Harriet also purchased another property on the northern boundary of the ‘Dalebrook’ erf. This
was erf No. 89626 which she acquired from the deceased estate of Oloff Truter. It was
wedge-shaped with the narrow end along the Main Road and the wide end along the mountain
side. It was on this erf that she built Douglas Cottage in 1872 as an orphanage and a home for
the destitute. Harriet prepared to return to England with her sister and Alice Pocklington in
July 1877 and duly appointed the Board of Executors to handle her affairs. She instructed
them to sell erf 89626, which included Douglas Cottage, to Mary Arthur head of the St.
George’s Orphanage at a nominal price of £150. Transfer was effected on 2 October 1877.

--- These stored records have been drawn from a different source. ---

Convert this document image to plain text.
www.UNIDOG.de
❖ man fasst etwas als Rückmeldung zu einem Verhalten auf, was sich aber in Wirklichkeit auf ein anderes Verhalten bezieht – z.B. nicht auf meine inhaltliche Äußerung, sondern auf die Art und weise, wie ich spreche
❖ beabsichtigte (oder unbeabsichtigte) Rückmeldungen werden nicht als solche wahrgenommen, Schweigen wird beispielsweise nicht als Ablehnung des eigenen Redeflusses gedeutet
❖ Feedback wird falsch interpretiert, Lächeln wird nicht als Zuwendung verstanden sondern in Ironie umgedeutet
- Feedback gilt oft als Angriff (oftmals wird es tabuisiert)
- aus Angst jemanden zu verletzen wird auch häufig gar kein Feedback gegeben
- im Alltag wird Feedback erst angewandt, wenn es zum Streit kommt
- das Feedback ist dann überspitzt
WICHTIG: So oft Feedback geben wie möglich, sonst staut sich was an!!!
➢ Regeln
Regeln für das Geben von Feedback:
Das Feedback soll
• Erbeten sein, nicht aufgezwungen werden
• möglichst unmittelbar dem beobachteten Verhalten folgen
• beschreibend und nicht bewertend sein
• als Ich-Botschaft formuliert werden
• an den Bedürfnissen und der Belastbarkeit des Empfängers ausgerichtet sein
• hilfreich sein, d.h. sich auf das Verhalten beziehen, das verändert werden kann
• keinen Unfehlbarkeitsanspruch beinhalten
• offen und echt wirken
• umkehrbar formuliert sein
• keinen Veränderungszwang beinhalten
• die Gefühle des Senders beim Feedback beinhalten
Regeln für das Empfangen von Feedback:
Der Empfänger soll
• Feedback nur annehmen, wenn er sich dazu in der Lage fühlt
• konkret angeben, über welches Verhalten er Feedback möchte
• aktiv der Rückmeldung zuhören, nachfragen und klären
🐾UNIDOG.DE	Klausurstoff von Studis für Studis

Mary Arthur continued to operate Douglas Cottage as a sea-side holiday home for orphans.
She transferred erf 89626 from her name to the St. George’s Orphanage on 14 October 1877.
This erf was sold by the St. George’s Orphanage to the Kalk Bay-Muizenberg Municipality in
1905 for £1659. In 1906 a sewage pumping-station was erected in front of Douglas Cottage.
This pumping-station, once it had been shut down in the early 1930s, became, after
renovations, a hall, a library, and now houses the Kalk Bay Community Centre. Douglas
Cottage remained a Council property and was demolished and then rebuilt in 1932.
Dalebrook House was sold by the Board of Executors on 5 December 1877 to Thomas
Johnson Anderson, a young man of 33, whose wife had died three years earlier. He took
transfer at a cost of £1,276 and Dalebrook House was then converted into a Boarding House.
On 21 November 1892, some fifteen years later, the property was sold by public auction. The
successful bidder was William George Anderson, father of Thomas Johnson Anderson. The
price realised was £1,250.
W. G. Anderson was a wealthy entrepreneur, property owner, and retired senior partner of the
merchant and shipping firm Anderson and Murison. The reason for his successful bid at a
public auction seems to indicate some support for his son as he was an elderly man at the time
of the auction (born 1803). He died in August 1893 at his home ‘Erin - go - Bragh’ in
Rondebosch, some nine months after his purchase of Dalebrook House.